The cost per kW for large solar properties declined between 2010 and 2013, but the decline rate was inconsistent. Novogradac’s data shows that in 2010, the cost per kW for a large solar property was $5,882. This cost decreased by 9 percent in 2011, falling $528 to $5,354. In 2012, costs fell more quickly, declining by $1,495 to $3,859. That represents a 27.9 percent decline in cost per kW. The decline slowed a little in 2013, with costs declining by 18.1 percent, which is still a significant decrease of $700 per kW, to $3,159. Between 2010 and 2013, the cost per kW for large properties fell by 46.3 percent, or almost half. In dollar terms, Novogradac’s data shows the cost per kW for large solar installations fell by $2,722 between 2010 and 2013.

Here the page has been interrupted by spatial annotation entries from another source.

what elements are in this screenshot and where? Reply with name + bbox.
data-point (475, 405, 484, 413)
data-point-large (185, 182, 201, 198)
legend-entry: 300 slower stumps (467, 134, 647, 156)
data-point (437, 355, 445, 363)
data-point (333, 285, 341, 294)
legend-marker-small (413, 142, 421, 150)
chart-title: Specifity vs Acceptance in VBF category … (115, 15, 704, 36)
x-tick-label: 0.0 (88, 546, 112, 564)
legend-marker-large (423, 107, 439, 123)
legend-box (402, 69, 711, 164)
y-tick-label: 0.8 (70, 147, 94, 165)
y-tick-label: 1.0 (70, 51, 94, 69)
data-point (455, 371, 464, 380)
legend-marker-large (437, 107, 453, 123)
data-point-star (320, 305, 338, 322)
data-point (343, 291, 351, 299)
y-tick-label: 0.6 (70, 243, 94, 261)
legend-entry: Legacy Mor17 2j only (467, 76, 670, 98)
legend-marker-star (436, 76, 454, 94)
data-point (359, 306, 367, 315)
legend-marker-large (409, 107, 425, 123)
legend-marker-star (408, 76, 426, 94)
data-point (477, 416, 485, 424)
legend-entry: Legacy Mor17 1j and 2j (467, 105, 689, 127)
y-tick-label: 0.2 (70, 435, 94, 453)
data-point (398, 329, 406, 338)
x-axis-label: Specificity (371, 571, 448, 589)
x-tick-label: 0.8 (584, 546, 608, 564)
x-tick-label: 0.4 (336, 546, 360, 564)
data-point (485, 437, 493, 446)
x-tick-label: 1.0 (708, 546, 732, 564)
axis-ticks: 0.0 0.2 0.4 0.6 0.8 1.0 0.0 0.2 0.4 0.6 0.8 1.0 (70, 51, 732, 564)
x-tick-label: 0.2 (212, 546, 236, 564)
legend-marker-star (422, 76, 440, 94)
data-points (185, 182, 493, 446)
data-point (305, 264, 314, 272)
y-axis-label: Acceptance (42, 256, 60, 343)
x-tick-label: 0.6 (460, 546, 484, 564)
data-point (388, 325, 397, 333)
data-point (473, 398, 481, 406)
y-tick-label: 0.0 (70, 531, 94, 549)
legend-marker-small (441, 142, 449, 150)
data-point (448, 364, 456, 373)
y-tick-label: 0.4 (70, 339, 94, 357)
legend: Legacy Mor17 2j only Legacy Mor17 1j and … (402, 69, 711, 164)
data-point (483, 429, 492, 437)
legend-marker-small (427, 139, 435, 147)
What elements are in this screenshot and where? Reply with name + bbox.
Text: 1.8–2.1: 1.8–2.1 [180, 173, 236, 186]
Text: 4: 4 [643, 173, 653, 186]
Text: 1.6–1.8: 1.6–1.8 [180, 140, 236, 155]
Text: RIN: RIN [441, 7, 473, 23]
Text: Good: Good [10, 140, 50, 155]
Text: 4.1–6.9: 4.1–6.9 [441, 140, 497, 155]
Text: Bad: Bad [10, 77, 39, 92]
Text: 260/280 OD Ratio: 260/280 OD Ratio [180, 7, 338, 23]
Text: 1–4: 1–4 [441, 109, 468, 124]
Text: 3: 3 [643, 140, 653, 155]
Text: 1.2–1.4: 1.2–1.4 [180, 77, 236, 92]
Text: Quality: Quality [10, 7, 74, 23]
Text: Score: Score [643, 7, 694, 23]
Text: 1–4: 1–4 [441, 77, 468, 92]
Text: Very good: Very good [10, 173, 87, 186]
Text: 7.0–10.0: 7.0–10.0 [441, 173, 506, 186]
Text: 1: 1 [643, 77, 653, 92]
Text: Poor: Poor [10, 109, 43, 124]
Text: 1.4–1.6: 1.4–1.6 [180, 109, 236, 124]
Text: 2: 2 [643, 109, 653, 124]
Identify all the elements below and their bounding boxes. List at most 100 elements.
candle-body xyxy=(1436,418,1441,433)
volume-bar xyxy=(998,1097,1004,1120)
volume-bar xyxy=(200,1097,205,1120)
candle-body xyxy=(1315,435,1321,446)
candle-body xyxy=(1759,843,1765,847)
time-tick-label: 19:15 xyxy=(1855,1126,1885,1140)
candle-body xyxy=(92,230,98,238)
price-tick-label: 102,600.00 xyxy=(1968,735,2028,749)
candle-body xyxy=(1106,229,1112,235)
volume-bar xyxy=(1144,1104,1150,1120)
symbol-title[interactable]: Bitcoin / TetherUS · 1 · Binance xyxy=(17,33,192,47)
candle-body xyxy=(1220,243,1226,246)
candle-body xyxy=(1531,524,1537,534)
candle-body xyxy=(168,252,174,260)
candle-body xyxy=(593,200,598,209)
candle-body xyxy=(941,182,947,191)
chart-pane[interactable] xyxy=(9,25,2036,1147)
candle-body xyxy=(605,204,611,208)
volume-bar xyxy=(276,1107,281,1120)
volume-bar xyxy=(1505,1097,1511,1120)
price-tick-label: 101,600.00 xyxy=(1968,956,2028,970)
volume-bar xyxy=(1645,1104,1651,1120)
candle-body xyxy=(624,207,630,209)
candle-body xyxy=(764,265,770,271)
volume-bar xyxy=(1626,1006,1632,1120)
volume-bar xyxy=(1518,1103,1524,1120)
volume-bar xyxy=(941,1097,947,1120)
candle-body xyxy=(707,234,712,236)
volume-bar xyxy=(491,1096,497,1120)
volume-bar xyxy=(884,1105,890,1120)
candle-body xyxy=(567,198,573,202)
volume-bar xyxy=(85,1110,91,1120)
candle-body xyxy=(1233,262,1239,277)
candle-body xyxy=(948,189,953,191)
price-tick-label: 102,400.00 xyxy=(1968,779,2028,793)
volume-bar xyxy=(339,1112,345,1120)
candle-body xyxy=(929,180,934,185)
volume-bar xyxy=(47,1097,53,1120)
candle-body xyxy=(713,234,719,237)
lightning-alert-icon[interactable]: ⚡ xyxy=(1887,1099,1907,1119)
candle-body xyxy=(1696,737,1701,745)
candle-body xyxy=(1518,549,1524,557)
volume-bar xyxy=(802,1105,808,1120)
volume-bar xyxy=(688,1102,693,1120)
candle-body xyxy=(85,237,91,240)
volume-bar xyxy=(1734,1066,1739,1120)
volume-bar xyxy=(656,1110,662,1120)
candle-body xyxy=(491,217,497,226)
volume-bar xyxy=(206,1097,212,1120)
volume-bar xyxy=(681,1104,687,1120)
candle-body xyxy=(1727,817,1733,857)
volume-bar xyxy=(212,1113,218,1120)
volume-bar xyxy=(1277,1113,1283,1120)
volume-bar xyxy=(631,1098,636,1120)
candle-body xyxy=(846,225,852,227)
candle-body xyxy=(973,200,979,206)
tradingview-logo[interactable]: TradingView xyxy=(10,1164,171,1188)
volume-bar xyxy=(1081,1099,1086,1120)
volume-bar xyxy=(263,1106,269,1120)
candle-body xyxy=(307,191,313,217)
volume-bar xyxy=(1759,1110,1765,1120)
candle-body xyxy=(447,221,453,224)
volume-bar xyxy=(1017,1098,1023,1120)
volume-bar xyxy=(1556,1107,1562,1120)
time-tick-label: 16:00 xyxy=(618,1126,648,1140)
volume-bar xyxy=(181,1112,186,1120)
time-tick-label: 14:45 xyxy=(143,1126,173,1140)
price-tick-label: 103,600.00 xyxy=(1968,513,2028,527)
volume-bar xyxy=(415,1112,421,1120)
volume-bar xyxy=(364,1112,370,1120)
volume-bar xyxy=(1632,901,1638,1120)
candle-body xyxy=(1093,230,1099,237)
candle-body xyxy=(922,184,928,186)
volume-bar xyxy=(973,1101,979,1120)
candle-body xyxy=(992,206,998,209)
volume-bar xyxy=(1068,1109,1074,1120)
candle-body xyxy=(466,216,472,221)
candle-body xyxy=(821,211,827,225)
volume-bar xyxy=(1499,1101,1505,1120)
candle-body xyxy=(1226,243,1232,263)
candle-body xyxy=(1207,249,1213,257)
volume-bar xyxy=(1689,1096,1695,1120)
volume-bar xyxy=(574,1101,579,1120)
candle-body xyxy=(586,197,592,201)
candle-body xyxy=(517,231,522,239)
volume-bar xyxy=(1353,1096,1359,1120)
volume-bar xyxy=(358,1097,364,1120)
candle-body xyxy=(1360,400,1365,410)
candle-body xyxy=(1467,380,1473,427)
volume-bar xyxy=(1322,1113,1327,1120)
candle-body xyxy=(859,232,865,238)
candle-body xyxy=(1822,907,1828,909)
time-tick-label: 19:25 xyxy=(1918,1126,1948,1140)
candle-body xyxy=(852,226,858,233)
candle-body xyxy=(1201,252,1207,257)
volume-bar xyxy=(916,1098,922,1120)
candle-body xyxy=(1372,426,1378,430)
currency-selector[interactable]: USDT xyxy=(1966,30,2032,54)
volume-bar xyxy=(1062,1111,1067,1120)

Small systems began with higher costs than their large counterparts. According to Novogradac’s data, the cost per kW for a small solar installation in 2010 was $7,885. In 2011, this cost fell by 18.2 percent, or roughly double the rate that the price fell for large systems. In dollar terms, costs per kW decreased by $1,439, to $6,447 in 2011. The cost decline rate for small properties slowed in 2012 while the equivalent rate for large energy properties accelerated; In 2012, cost per kW for small solar installations fell by 11 percent, or $706. The cost per kW for small solar properties in 2012 stood at $5,740. In 2013, cost per kW fell by $773, or 13.5 percent, to $4,967. Between 2010 and 2013, Novogradac’s research indicates the cost per kW for small solar properties fell by $2,919, or 37 percent. While both large and small properties experienced declines in their cost per kW between 2010 and 2013, the decrease in cost per kW for large solar installations was consistently faster. This suggests that not only do large solar installations benefit from economies of scale, which explains why it costs less to produce a kW for a larger property, but also that these advantages are expanding.

Industry Context
On March 5, the Solar Energy Industries Association (SEIA) released data on quarterly pricing for solar energy costs per kW between 2010 and 2013. While the data is not exactly comparable, it still provides an interesting guidepost. SEIA found that between 2010 and 2013, costs per kW for residential energy properties fell by 28 percent. This is roughly in line with Novogradac’s estimated 24.3 percent decline in costs per kW for residential energy properties. For commercial properties, SEIA found that costs per kW fell by 34.9 percent. While this figure is significantly lower than the 57.1 percent decline estimated by Novogradac, it remains in line with the general trends of strong cost decline across all sectors and stronger cost decline for commercial properties than residential properties.

SEIA’s data also allows for the trending of Novogradac & Company’s data. For example, if the average price per kW in 2005 was $10,000 and in 2014 the average price per kW was $5,000, then the trend is that prices in 2014 are 50 percent of the prices in 2005. This method, called “trending averages,” can be applied to Novogradac’s data to establish what the prices of past systems would be in the first quarter of 2014. The result of applying trending averages to Novogradac data, broken down by system size, can be seen on page 66.

Conclusions
The cost of producing solar energy has plummeted in the last few years, across all types and sizes of projects. Commercial and residential solar energy systems generated electricity at a lower and lower cost. Production costs for electricity from both small and large solar systems declined between 2010 and 2013, albeit not at the same rate. While the link is not entirely causal, there is strong evidence to suggest that the ITC is at least partially responsible for this cost decline.